While often the topical steroids can be discontinued after short-term use — perhaps two to three weeks — sometimes the medication has to be continued for months or even years.

Complication types

Dr. Wolverton says that such chronic therapy can be done safely, but there are a number of potential complications that can occur when long-term use is necessary. Most of these potential adverse effects can be remedied by changing the topical steroid strength, vehicle and frequency of application.

  • Atrophy — The most common complication from long-term use of topical steroids is atrophy in selected parts of the body, such as the armpits and groin, with the pretibial area being the third-most commonly affected site. This occurs only at the site of application.

Dr. Wolverton says the condition "often shows up as stria, or the skin develops a shiny, almost see-through appearance, where you can see easily see the veins through the skin.

"The good news is that it doesn't seem to lead to any significant problems like bleeding or ulceration, but the atrophy does make a significant aesthetic difference."

  • Rosacea — The face is more likely to develop a steroid rosacea with long-term usage of excessively strong topical steroids.

"For sensitive areas such as the face, we keep the potency low to begin with, using either hydrocortisone or desonide," Dr.
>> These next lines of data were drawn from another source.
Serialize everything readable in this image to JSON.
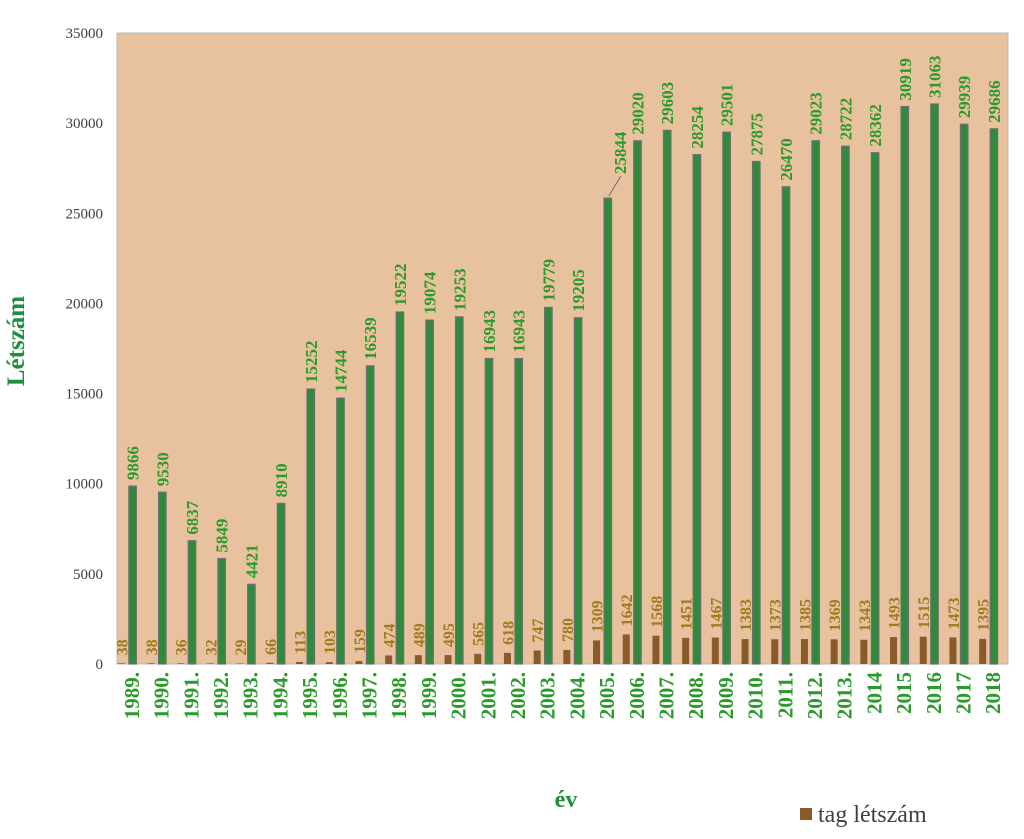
{
  "chart_data": {
    "type": "bar",
    "title": "",
    "xlabel": "év",
    "ylabel": "Létszám",
    "ylim": [
      0,
      35000
    ],
    "yticks": [
      "0",
      "5000",
      "10000",
      "15000",
      "20000",
      "25000",
      "30000",
      "35000"
    ],
    "grid": false,
    "legend_position": "bottom-right",
    "categories": [
      "1989.",
      "1990.",
      "1991.",
      "1992.",
      "1993.",
      "1994.",
      "1995.",
      "1996.",
      "1997.",
      "1998.",
      "1999.",
      "2000.",
      "2001.",
      "2002.",
      "2003.",
      "2004.",
      "2005.",
      "2006.",
      "2007.",
      "2008.",
      "2009.",
      "2010.",
      "2011.",
      "2012.",
      "2013.",
      "2014",
      "2015",
      "2016",
      "2017",
      "2018"
    ],
    "series": [
      {
        "color": "#2e8b3e",
        "values": [
          9866,
          9530,
          6837,
          5849,
          4421,
          8910,
          15252,
          14744,
          16539,
          19522,
          19074,
          19253,
          16943,
          16943,
          19779,
          19205,
          25844,
          29020,
          29603,
          28254,
          29501,
          27875,
          26470,
          29023,
          28722,
          28362,
          30919,
          31063,
          29939,
          29686
        ]
      },
      {
        "name": "tag létszám",
        "color": "#8b5a2b",
        "values": [
          38,
          38,
          36,
          32,
          29,
          66,
          113,
          103,
          159,
          474,
          489,
          495,
          565,
          618,
          747,
          780,
          1309,
          1642,
          1568,
          1451,
          1467,
          1383,
          1373,
          1385,
          1369,
          1343,
          1493,
          1515,
          1473,
          1395
        ]
      }
    ]
  },
  "colors": {
    "plot_background": "#e8c19e",
    "main_bar": "#2e8b3e",
    "main_bar_edge": "#6f6f6f",
    "main_label": "#2a9b2a",
    "tag_bar": "#8b5a2b",
    "tag_label": "#a07a1e",
    "axis_title": "#1e8f3c"
  }
}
Wolverton says. "Then, if there is a persistent skin eruption, we commonly use the topical steroid once or twice a day for two to three weeks, then taper the applications to using it just two to three times a week."

  • Irritancy — Another common complication is irritation, usually from the propylene glycol in the delivery vehicle.

"One of the companies tried to eliminate the propylene glycol from all of its products in the desoximetasone lines of topical steroid products. I think that demonstrates how much of a problem the propylene glycol can be," Dr. Wolverton says.

"Propylene glycol apparently makes the product stronger or it wouldn't commonly be in the vehicle, but, for some patients, it can be quite an irritant. Those patients should be switched to a steroid that does not contain propylene glycol."

  • Tachyphylaxis — This has been found to occur with sustained use of topical steroids. "This especially seems to occur with class 1 steroids, clobetasol and halobetasol, if they are used for three to four weeks consecutively," Dr. Wolverton says.

"Patients will come in saying the medication worked at first, and then stopped working. It's a matter of the receptors for the topical steroid downshifting temporarily. The solution to that problem is to stop using the product for seven to 10 days, then restart it at a lower strength and/or frequency."

  • Allergy — Some patients can develop an allergic reaction to the topical steroids.

"Getting an allergic reaction to the medicine we use to treat allergies — it's counterintuitive but it's well-documented," Dr. Wolverton says. "If an allergic reaction to the topical steroid or its vehicle is suspected, you have to do the appropriate patch testing. An alternative is to do a usage test where the product is used on a previously uninvolved area twice a day for five days. Then you can see if there is a persistent reaction at that site.

"If an allergy is detected, the patient can be switched to one of the alternative categories of topical steroids," he says.